Все время, пока я так шел, в моем сознании стояла мысль о коричневом конверте, в котором лежали папины вещи, которые были при нем в момент смерти. Перед бакалейной лавкой напротив аптеки я остановился, отвернулся к стенке и достал его из кармана. Я увидел папины имя и фамилию. Они показались чужими. Я ожидал увидеть «Кнаусгор». Но все было верно, перед смертью он правда носил то нелепое и помпезное имя.

Пожилая женщина, катившая одной рукой сумку на колесиках, а в другой державшая беленькую собачку, взглянула на меня, выходя из магазина. Я отошел поближе к стене и высыпал содержимое конверта на ладонь. Его кольцо, цепочка с подвеской, несколько монеток, булавка. Вот и все. Самые что ни на есть обыденные предметы. Но то, что они были на нем, – кольцо сидело на пальце, цепочка была на шее в момент его смерти, – придавало этим вещам какую-то особенную ауру. Смерть и золото. Я повертел их в руке одну за другой, и меня охватило ощущение жути. Я вдруг испугался смерти так, как боялся в детстве. Не того, что сам умру, а мертвецов. Я вернул вещи в конверт, сунул его снова в карман, бегом перебежал дорогу между двумя машинами, зашел в киоск и купил газету и шоколадку «Лайон», которую съел тут же на ходу, за несколько сотен метров до дома.

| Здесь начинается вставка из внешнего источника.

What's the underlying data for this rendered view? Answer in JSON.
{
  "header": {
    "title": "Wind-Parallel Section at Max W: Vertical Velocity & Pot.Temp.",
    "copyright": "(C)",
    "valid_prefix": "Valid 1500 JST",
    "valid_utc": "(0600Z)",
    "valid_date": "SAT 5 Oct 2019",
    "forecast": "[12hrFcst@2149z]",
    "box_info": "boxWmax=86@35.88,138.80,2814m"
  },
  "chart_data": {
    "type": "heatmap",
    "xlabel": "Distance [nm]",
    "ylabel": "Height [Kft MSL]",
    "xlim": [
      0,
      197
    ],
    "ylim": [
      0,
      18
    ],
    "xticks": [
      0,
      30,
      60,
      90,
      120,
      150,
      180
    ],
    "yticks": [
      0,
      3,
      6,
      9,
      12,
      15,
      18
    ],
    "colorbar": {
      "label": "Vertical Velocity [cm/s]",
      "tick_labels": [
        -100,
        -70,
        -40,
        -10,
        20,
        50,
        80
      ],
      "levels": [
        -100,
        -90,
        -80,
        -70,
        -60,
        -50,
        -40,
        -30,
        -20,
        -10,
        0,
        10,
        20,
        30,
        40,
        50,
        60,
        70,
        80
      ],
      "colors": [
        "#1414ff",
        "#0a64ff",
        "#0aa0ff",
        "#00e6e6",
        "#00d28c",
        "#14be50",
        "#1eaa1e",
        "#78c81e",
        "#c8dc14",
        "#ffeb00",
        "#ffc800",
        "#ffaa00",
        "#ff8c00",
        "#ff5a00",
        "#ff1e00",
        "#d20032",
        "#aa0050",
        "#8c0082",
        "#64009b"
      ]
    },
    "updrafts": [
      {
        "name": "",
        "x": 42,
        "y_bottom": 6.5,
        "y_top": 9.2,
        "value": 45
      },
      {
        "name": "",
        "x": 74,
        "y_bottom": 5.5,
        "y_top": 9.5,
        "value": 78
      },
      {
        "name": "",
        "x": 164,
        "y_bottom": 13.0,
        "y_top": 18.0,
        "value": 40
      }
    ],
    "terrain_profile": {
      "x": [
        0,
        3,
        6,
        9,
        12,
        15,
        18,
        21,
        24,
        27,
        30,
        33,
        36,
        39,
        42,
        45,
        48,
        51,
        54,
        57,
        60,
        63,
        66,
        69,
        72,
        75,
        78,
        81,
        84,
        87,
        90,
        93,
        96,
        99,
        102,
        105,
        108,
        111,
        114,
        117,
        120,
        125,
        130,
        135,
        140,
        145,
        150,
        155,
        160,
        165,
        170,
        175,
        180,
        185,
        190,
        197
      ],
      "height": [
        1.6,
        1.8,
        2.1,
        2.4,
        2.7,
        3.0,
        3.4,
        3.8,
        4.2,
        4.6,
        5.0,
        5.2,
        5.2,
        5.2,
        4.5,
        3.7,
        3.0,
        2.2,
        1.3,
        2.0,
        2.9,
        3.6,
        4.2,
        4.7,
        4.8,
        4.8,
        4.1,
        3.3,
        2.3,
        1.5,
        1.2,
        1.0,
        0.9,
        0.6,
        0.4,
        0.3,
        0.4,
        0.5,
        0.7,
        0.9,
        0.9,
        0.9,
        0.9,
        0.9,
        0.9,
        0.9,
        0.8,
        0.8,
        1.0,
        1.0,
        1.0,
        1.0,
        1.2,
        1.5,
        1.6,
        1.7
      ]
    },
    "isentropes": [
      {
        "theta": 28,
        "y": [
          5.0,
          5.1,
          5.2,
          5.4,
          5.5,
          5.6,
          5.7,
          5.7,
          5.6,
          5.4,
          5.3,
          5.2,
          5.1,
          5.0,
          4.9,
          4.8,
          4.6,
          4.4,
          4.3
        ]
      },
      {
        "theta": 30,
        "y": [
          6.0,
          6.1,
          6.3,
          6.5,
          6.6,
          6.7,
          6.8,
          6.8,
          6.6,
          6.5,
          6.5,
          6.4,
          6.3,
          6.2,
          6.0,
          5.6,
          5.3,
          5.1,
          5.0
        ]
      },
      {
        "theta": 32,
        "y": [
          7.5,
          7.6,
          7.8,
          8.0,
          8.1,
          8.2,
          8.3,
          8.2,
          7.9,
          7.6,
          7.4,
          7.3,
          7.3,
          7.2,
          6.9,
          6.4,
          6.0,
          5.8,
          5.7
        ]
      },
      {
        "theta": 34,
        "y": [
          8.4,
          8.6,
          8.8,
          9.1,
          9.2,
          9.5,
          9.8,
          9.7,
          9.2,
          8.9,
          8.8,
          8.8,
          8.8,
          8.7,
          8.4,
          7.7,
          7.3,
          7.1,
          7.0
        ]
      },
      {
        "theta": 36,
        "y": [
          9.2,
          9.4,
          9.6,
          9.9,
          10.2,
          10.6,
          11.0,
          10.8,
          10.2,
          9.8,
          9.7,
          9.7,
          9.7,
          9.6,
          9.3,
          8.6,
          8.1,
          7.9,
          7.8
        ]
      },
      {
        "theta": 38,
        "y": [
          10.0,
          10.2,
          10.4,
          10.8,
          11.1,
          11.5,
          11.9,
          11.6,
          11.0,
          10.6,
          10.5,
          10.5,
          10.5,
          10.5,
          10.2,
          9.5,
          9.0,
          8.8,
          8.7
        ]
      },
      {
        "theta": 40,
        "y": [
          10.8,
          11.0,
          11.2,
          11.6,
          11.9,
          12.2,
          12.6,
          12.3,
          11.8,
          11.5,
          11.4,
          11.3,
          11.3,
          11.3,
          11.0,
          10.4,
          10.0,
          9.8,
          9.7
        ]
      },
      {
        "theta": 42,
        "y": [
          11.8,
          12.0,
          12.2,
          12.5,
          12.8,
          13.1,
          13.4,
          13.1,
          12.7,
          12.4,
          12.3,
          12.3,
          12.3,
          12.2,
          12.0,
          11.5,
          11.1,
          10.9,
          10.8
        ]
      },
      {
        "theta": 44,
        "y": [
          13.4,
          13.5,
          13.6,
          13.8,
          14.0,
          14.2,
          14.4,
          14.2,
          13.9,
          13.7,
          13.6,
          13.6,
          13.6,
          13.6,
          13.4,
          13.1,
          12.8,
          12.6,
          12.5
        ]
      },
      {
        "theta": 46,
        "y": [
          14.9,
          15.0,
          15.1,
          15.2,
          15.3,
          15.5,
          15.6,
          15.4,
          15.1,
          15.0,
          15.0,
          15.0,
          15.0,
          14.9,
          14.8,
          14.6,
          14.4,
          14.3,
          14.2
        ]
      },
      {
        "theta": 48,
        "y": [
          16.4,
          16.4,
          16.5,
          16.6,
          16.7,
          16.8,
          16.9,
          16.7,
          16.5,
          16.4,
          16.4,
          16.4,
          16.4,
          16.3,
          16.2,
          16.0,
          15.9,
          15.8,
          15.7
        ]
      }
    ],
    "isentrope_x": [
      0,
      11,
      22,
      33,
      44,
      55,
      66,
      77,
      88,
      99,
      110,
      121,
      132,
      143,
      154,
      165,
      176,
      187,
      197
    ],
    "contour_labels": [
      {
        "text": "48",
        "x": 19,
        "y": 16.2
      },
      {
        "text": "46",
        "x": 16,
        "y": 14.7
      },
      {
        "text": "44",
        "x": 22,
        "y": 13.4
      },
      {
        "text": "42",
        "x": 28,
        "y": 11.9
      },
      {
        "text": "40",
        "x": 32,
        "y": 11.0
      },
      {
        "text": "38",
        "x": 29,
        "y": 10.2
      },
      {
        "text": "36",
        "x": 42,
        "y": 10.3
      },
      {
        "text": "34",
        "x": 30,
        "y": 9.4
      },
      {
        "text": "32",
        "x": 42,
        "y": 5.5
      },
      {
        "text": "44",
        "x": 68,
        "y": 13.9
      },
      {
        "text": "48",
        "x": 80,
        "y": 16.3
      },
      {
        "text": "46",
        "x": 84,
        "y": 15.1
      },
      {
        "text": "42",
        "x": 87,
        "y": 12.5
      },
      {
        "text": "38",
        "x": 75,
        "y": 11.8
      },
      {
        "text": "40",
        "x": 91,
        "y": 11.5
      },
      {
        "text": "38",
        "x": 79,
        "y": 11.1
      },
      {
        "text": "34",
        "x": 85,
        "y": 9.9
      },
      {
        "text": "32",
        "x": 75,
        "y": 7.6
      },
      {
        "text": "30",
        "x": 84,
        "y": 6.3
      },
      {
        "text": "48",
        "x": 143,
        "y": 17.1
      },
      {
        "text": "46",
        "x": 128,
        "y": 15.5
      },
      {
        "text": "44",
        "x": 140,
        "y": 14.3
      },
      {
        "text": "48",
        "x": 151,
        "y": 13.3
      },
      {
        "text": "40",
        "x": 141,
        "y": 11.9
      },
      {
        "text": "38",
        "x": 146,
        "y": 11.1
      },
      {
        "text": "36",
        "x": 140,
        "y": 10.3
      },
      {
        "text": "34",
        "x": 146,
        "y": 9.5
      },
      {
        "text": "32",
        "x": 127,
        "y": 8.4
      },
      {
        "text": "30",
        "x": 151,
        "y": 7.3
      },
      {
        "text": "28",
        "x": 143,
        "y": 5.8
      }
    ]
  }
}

Несмотря на все, что произошло в этом доме, в нем все еще витали остатки знакомых запахов, которые мне помнились с детства. Еще тогда я задумывался над этим явлением: почему в каждом доме, где я бывал, у всех соседей или знакомых, всегда держался свой особенный, специфический запах, который никогда не менялся. Во всех домах, кроме нашего. В нашем никакого особенного, специфического запаха не было. У нас не пахло ничем. Когда бабушка и дедушка приезжали к нам в гости, они привозили с собой запах своего дома; мне хорошо запомнился случай, когда бабушка приехала к нам без предупреждения; вернувшись из школы и почуяв знакомый запах, я подумал, что мне почудилось, потому что, кроме запаха, больше никаких признаков не было. Ни машины перед домом, ни одежды или обуви в прихожей. Только запах. Но мне не почудилось. Когда я поднялся наверх, то в кухне сидела бабушка в уличной одежде, она приехала на автобусе, решила устроить нам сюрприз, что было на нее совершенно не похоже. Странно, что запах в доме сохранился и сейчас, двадцать лет спустя, после всех случившихся с тех пор перемен. Можно предположить, что это связано с привычным укладом: люди пользуются одним и тем же мылом, одними и теми же моющими средствами, теми же парфюмами и лосьонами после бритья, готовят одну и ту же еду одними и теми же способами, каждый день приходят с одной и той же работы и занимаются одними и теми же делами в свободное время: если человек возится с машиной, то, конечно, в воздухе ощущается примесь машинного масла и растворителя, металла и выхлопных газов, если человек собирает старые книги, то, конечно, в воздухе чувствуется запах старой бумаги и кожи. Но в доме, где прекратились все прежние занятия, где некоторые обитатели умерли, а те, что остались, слишком стары, чтобы заниматься привычными делами, – откуда в таком доме быть прежнему запаху? Неужели то, что я ощущал, входя в этот дом, есть не что иное, как навеки впитавшиеся в эти стены сорок прожитых лет?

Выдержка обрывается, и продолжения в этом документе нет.